The park was deserted at night. Empty. The remains of yesterday's snow, frosted by a night with temperatures well below zero, crunched under his shoes. Wind stirred his hair and hissed in the empty crowns of the ghostly trees. 
     Ueno Park was a dangerous place before dawn.  
     The danger had a new name. 
     Its name was Seishiro. 

to be continued in
36°-4: Sumeragi Subaru - Time's Gone

Notes:
ojisan: Japanese for "uncle" - it doesn't have to be in the strict sense of the word.

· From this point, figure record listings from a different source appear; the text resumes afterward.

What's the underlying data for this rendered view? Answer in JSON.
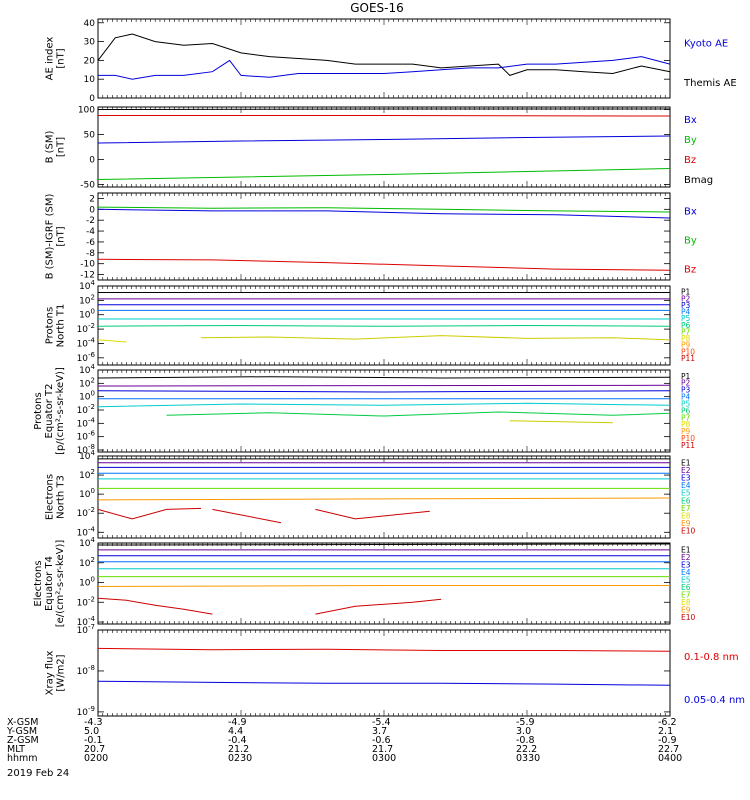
{
  "title": "GOES-16",
  "date_label": "2019 Feb 24",
  "chart_data": [
    {
      "type": "line",
      "ylabel": [
        "AE index",
        "[nT]"
      ],
      "yticks": [
        40,
        30,
        20,
        10,
        0
      ],
      "ylim": [
        0,
        42
      ],
      "log": false,
      "legend": [
        {
          "label": "Kyoto AE",
          "color": "#0000dd"
        },
        {
          "label": "Themis AE",
          "color": "#000000"
        }
      ],
      "series": [
        {
          "name": "Themis AE",
          "color": "#000000",
          "x": [
            0,
            0.03,
            0.06,
            0.1,
            0.15,
            0.2,
            0.25,
            0.3,
            0.35,
            0.4,
            0.45,
            0.5,
            0.55,
            0.6,
            0.65,
            0.7,
            0.72,
            0.75,
            0.8,
            0.85,
            0.9,
            0.95,
            1.0
          ],
          "y": [
            20,
            32,
            34,
            30,
            28,
            29,
            24,
            22,
            21,
            20,
            18,
            18,
            18,
            16,
            17,
            18,
            12,
            15,
            15,
            14,
            13,
            17,
            14
          ]
        },
        {
          "name": "Kyoto AE",
          "color": "#0000dd",
          "x": [
            0,
            0.03,
            0.06,
            0.1,
            0.15,
            0.2,
            0.23,
            0.25,
            0.3,
            0.35,
            0.4,
            0.45,
            0.5,
            0.55,
            0.6,
            0.65,
            0.7,
            0.75,
            0.8,
            0.85,
            0.9,
            0.95,
            1.0
          ],
          "y": [
            12,
            12,
            10,
            12,
            12,
            14,
            20,
            12,
            11,
            13,
            13,
            13,
            13,
            14,
            15,
            16,
            16,
            18,
            18,
            19,
            20,
            22,
            18
          ]
        }
      ]
    },
    {
      "type": "line",
      "ylabel": [
        "B (SM)",
        "[nT]"
      ],
      "yticks": [
        100,
        50,
        0,
        -50
      ],
      "ylim": [
        -55,
        105
      ],
      "log": false,
      "legend": [
        {
          "label": "Bx",
          "color": "#0000dd"
        },
        {
          "label": "By",
          "color": "#00bb00"
        },
        {
          "label": "Bz",
          "color": "#dd0000"
        },
        {
          "label": "Bmag",
          "color": "#000000"
        }
      ],
      "series": [
        {
          "name": "Bmag",
          "color": "#000000",
          "x": [
            0,
            0.5,
            1
          ],
          "y": [
            100,
            101,
            101
          ]
        },
        {
          "name": "Bz",
          "color": "#dd0000",
          "x": [
            0,
            0.5,
            1
          ],
          "y": [
            88,
            88,
            87
          ]
        },
        {
          "name": "Bx",
          "color": "#0000dd",
          "x": [
            0,
            0.25,
            0.5,
            0.75,
            1
          ],
          "y": [
            33,
            37,
            40,
            44,
            47
          ]
        },
        {
          "name": "By",
          "color": "#00bb00",
          "x": [
            0,
            0.25,
            0.5,
            0.75,
            1
          ],
          "y": [
            -40,
            -35,
            -30,
            -24,
            -18
          ]
        }
      ]
    },
    {
      "type": "line",
      "ylabel": [
        "B (SM)-IGRF (SM)",
        "[nT]"
      ],
      "yticks": [
        2,
        0,
        -2,
        -4,
        -6,
        -8,
        -10,
        -12
      ],
      "ylim": [
        -13,
        3
      ],
      "log": false,
      "legend": [
        {
          "label": "Bx",
          "color": "#0000dd"
        },
        {
          "label": "By",
          "color": "#00bb00"
        },
        {
          "label": "Bz",
          "color": "#dd0000"
        }
      ],
      "series": [
        {
          "name": "By",
          "color": "#00bb00",
          "x": [
            0,
            0.2,
            0.4,
            0.6,
            0.8,
            1
          ],
          "y": [
            0.4,
            0.2,
            0.3,
            0,
            -0.3,
            -0.5
          ]
        },
        {
          "name": "Bx",
          "color": "#0000dd",
          "x": [
            0,
            0.2,
            0.4,
            0.6,
            0.8,
            1
          ],
          "y": [
            0,
            -0.3,
            -0.3,
            -0.8,
            -1,
            -1.6
          ]
        },
        {
          "name": "Bz",
          "color": "#dd0000",
          "x": [
            0,
            0.2,
            0.4,
            0.6,
            0.8,
            1
          ],
          "y": [
            -9.2,
            -9.3,
            -9.8,
            -10.4,
            -11,
            -11.2
          ]
        }
      ]
    },
    {
      "type": "line",
      "ylabel": [
        "Protons",
        "North T1"
      ],
      "yticks": [
        "10^4",
        "10^2",
        "10^0",
        "10^-2",
        "10^-4",
        "10^-6"
      ],
      "ylim": [
        -7,
        4
      ],
      "log": true,
      "legend": [
        {
          "label": "P1",
          "color": "#000000"
        },
        {
          "label": "P2",
          "color": "#6a0099"
        },
        {
          "label": "P3",
          "color": "#0000dd"
        },
        {
          "label": "P4",
          "color": "#0077ff"
        },
        {
          "label": "P5",
          "color": "#00cccc"
        },
        {
          "label": "P6",
          "color": "#00cc77"
        },
        {
          "label": "P7",
          "color": "#66dd00"
        },
        {
          "label": "P8",
          "color": "#dddd00"
        },
        {
          "label": "P9",
          "color": "#ff9900"
        },
        {
          "label": "P10",
          "color": "#ff4400"
        },
        {
          "label": "P11",
          "color": "#cc0000"
        }
      ],
      "series": [
        {
          "name": "P1",
          "color": "#000000",
          "x": [
            0,
            1
          ],
          "y": [
            3.1,
            3.1
          ]
        },
        {
          "name": "P2",
          "color": "#6a0099",
          "x": [
            0,
            1
          ],
          "y": [
            2.2,
            2.2
          ]
        },
        {
          "name": "P3",
          "color": "#0000dd",
          "x": [
            0,
            1
          ],
          "y": [
            1.4,
            1.4
          ]
        },
        {
          "name": "P4",
          "color": "#0077ff",
          "x": [
            0,
            1
          ],
          "y": [
            0.6,
            0.6
          ]
        },
        {
          "name": "P5",
          "color": "#00cccc",
          "x": [
            0,
            1
          ],
          "y": [
            -0.6,
            -0.6
          ]
        },
        {
          "name": "P6",
          "color": "#00cc77",
          "x": [
            0,
            0.25,
            0.5,
            0.75,
            1
          ],
          "y": [
            -1.6,
            -1.5,
            -1.6,
            -1.5,
            -1.6
          ]
        },
        {
          "name": "P7",
          "color": "#cccc00",
          "x": [
            0.18,
            0.3,
            0.45,
            0.6,
            0.75,
            0.9,
            1.0
          ],
          "y": [
            -3.2,
            -3.1,
            -3.4,
            -2.9,
            -3.3,
            -3.2,
            -3.5
          ]
        },
        {
          "name": "P8",
          "color": "#dddd00",
          "x": [
            0,
            0.05
          ],
          "y": [
            -3.5,
            -3.8
          ]
        }
      ]
    },
    {
      "type": "line",
      "ylabel": [
        "Protons",
        "Equator T2",
        "[p/(cm²-s-sr-keV)]"
      ],
      "yticks": [
        "10^4",
        "10^2",
        "10^0",
        "10^-2",
        "10^-4",
        "10^-6",
        "10^-8"
      ],
      "ylim": [
        -8.3,
        4
      ],
      "log": true,
      "legend": [
        {
          "label": "P1",
          "color": "#000000"
        },
        {
          "label": "P2",
          "color": "#6a0099"
        },
        {
          "label": "P3",
          "color": "#0000dd"
        },
        {
          "label": "P4",
          "color": "#0077ff"
        },
        {
          "label": "P5",
          "color": "#00cccc"
        },
        {
          "label": "P6",
          "color": "#00cc77"
        },
        {
          "label": "P7",
          "color": "#66dd00"
        },
        {
          "label": "P8",
          "color": "#dddd00"
        },
        {
          "label": "P9",
          "color": "#ff9900"
        },
        {
          "label": "P10",
          "color": "#ff4400"
        },
        {
          "label": "P11",
          "color": "#cc0000"
        }
      ],
      "series": [
        {
          "name": "P1",
          "color": "#000000",
          "x": [
            0,
            0.3,
            0.6,
            1
          ],
          "y": [
            2.8,
            3,
            2.8,
            2.9
          ]
        },
        {
          "name": "P2",
          "color": "#6a0099",
          "x": [
            0,
            1
          ],
          "y": [
            1.6,
            1.7
          ]
        },
        {
          "name": "P3",
          "color": "#0000dd",
          "x": [
            0,
            0.5,
            1
          ],
          "y": [
            0.9,
            0.7,
            0.9
          ]
        },
        {
          "name": "P4",
          "color": "#0077ff",
          "x": [
            0,
            1
          ],
          "y": [
            -0.3,
            -0.3
          ]
        },
        {
          "name": "P5",
          "color": "#00cccc",
          "x": [
            0,
            0.25,
            0.5,
            0.75,
            1
          ],
          "y": [
            -1.5,
            -1.1,
            -1.3,
            -1.0,
            -1.3
          ]
        },
        {
          "name": "P6",
          "color": "#00cc44",
          "x": [
            0.12,
            0.3,
            0.5,
            0.7,
            0.9,
            1
          ],
          "y": [
            -2.8,
            -2.4,
            -2.9,
            -2.3,
            -2.8,
            -2.5
          ]
        },
        {
          "name": "P7",
          "color": "#cccc00",
          "x": [
            0.72,
            0.9
          ],
          "y": [
            -3.6,
            -3.9
          ]
        }
      ]
    },
    {
      "type": "line",
      "ylabel": [
        "Electrons",
        "North T3"
      ],
      "yticks": [
        "10^4",
        "10^2",
        "10^0",
        "10^-2",
        "10^-4"
      ],
      "ylim": [
        -4.6,
        4
      ],
      "log": true,
      "legend": [
        {
          "label": "E1",
          "color": "#000000"
        },
        {
          "label": "E2",
          "color": "#6a0099"
        },
        {
          "label": "E3",
          "color": "#0000dd"
        },
        {
          "label": "E4",
          "color": "#0077ff"
        },
        {
          "label": "E5",
          "color": "#00cccc"
        },
        {
          "label": "E6",
          "color": "#00cc77"
        },
        {
          "label": "E7",
          "color": "#66dd00"
        },
        {
          "label": "E8",
          "color": "#dddd00"
        },
        {
          "label": "E9",
          "color": "#ff9900"
        },
        {
          "label": "E10",
          "color": "#cc0000"
        }
      ],
      "series": [
        {
          "name": "E1",
          "color": "#000000",
          "x": [
            0,
            1
          ],
          "y": [
            3.7,
            3.7
          ]
        },
        {
          "name": "E2",
          "color": "#6a0099",
          "x": [
            0,
            1
          ],
          "y": [
            3.3,
            3.3
          ]
        },
        {
          "name": "E3",
          "color": "#0000dd",
          "x": [
            0,
            1
          ],
          "y": [
            2.8,
            2.8
          ]
        },
        {
          "name": "E4",
          "color": "#0077ff",
          "x": [
            0,
            1
          ],
          "y": [
            2.2,
            2.2
          ]
        },
        {
          "name": "E5",
          "color": "#00cccc",
          "x": [
            0,
            1
          ],
          "y": [
            1.6,
            1.6
          ]
        },
        {
          "name": "E6",
          "color": "#66dd00",
          "x": [
            0,
            1
          ],
          "y": [
            0.6,
            0.6
          ]
        },
        {
          "name": "E7",
          "color": "#ff9900",
          "x": [
            0,
            0.5,
            1
          ],
          "y": [
            -0.6,
            -0.5,
            -0.4
          ]
        },
        {
          "name": "E8",
          "color": "#cc0000",
          "x": [
            0,
            0.06,
            0.12,
            0.18
          ],
          "y": [
            -1.6,
            -2.6,
            -1.6,
            -1.5
          ]
        },
        {
          "name": "E9",
          "color": "#cc0000",
          "x": [
            0.2,
            0.32
          ],
          "y": [
            -1.6,
            -3
          ]
        },
        {
          "name": "E10",
          "color": "#cc0000",
          "x": [
            0.38,
            0.45,
            0.58
          ],
          "y": [
            -1.6,
            -2.6,
            -1.8
          ]
        }
      ]
    },
    {
      "type": "line",
      "ylabel": [
        "Electrons",
        "Equator T4",
        "[e/(cm²-s-sr-keV)]"
      ],
      "yticks": [
        "10^4",
        "10^2",
        "10^0",
        "10^-2",
        "10^-4"
      ],
      "ylim": [
        -4.2,
        4
      ],
      "log": true,
      "legend": [
        {
          "label": "E1",
          "color": "#000000"
        },
        {
          "label": "E2",
          "color": "#6a0099"
        },
        {
          "label": "E3",
          "color": "#0000dd"
        },
        {
          "label": "E4",
          "color": "#0077ff"
        },
        {
          "label": "E5",
          "color": "#00cccc"
        },
        {
          "label": "E6",
          "color": "#00cc77"
        },
        {
          "label": "E7",
          "color": "#66dd00"
        },
        {
          "label": "E8",
          "color": "#dddd00"
        },
        {
          "label": "E9",
          "color": "#ff9900"
        },
        {
          "label": "E10",
          "color": "#cc0000"
        }
      ],
      "series": [
        {
          "name": "E1",
          "color": "#000000",
          "x": [
            0,
            1
          ],
          "y": [
            3.8,
            3.9
          ]
        },
        {
          "name": "E2",
          "color": "#6a0099",
          "x": [
            0,
            1
          ],
          "y": [
            3.3,
            3.3
          ]
        },
        {
          "name": "E3",
          "color": "#0000dd",
          "x": [
            0,
            1
          ],
          "y": [
            2.7,
            2.7
          ]
        },
        {
          "name": "E4",
          "color": "#0077ff",
          "x": [
            0,
            1
          ],
          "y": [
            2.1,
            2.1
          ]
        },
        {
          "name": "E5",
          "color": "#00cccc",
          "x": [
            0,
            1
          ],
          "y": [
            1.4,
            1.4
          ]
        },
        {
          "name": "E6",
          "color": "#66dd00",
          "x": [
            0,
            1
          ],
          "y": [
            0.6,
            0.6
          ]
        },
        {
          "name": "E7",
          "color": "#ff9900",
          "x": [
            0,
            0.5,
            1
          ],
          "y": [
            -0.4,
            -0.3,
            -0.3
          ]
        },
        {
          "name": "E8",
          "color": "#cc0000",
          "x": [
            0,
            0.05,
            0.1,
            0.15,
            0.2
          ],
          "y": [
            -1.6,
            -1.8,
            -2.3,
            -2.7,
            -3.2
          ]
        },
        {
          "name": "E9",
          "color": "#cc0000",
          "x": [
            0.38,
            0.45,
            0.55,
            0.6
          ],
          "y": [
            -3.2,
            -2.4,
            -2,
            -1.7
          ]
        }
      ]
    },
    {
      "type": "line",
      "ylabel": [
        "Xray flux",
        "[W/m2]"
      ],
      "yticks": [
        "10^-7",
        "10^-8",
        "10^-9"
      ],
      "ylim": [
        -9.1,
        -7
      ],
      "log": true,
      "legend": [
        {
          "label": "0.1-0.8 nm",
          "color": "#dd0000"
        },
        {
          "label": "0.05-0.4 nm",
          "color": "#0000dd"
        }
      ],
      "series": [
        {
          "name": "0.1-0.8 nm",
          "color": "#dd0000",
          "x": [
            0,
            0.2,
            0.4,
            0.6,
            0.8,
            1
          ],
          "y": [
            -7.45,
            -7.48,
            -7.47,
            -7.5,
            -7.5,
            -7.52
          ]
        },
        {
          "name": "0.05-0.4 nm",
          "color": "#0000dd",
          "x": [
            0,
            0.2,
            0.4,
            0.6,
            0.8,
            1
          ],
          "y": [
            -8.25,
            -8.28,
            -8.3,
            -8.3,
            -8.32,
            -8.35
          ]
        }
      ]
    }
  ],
  "xaxis": {
    "row_labels": [
      "X-GSM",
      "Y-GSM",
      "Z-GSM",
      "MLT",
      "hhmm"
    ],
    "columns": [
      {
        "values": [
          "-4.3",
          "5.0",
          "-0.1",
          "20.7",
          "0200"
        ]
      },
      {
        "values": [
          "-4.9",
          "4.4",
          "-0.4",
          "21.2",
          "0230"
        ]
      },
      {
        "values": [
          "-5.4",
          "3.7",
          "-0.6",
          "21.7",
          "0300"
        ]
      },
      {
        "values": [
          "-5.9",
          "3.0",
          "-0.8",
          "22.2",
          "0330"
        ]
      },
      {
        "values": [
          "-6.2",
          "2.1",
          "-0.9",
          "22.7",
          "0400"
        ]
      }
    ]
  }
}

Tosa-Inu: Japanese breed of fighting dog; actually a mixed breed between the native Shikoku-inu and various European dog breeds to increase size and strength, including English bulldog, German pointer, Mastiff, Bull terrier, St. Bernhard, and Great Dane.
Chen Yue: The Chen Dynasty (557-589) was the fourth and last of the Southern dynasties in China, eliminated by the Sui Dynasty. This dynasty had very little chance of survival. The devastation of the last years of the Liang Dynasty severely crippled the Chen Dynasty. It was ended by Sui Emperor Wen who invaded and reunified China in 589.  
Note that Chen Yue itself is a fictitious character supposed to have fled the war-torn Chen empire in favor of Yamato Japan (via the Kingdom of Baekje in Korea). 
Go: The game Go was first mentioned in literature in 625 about a quarter century after Yue's time. But it is based on the Chinese Wei-ch'i game which was developed about 2000 BC. 
Emperor Sushun was slain in 592. The date of his death marks the beginning of the Asuka period (593 - 710) in Yamato Japan, which brought strong influences of Chinese culture into Japan (including a strict land reform, fixed court ranks, a first law code, a calendar, and the furthering of Buddhism and Taoism (Jap.: onmyo throughout the country). Tree-san has a nose for future events, it seems.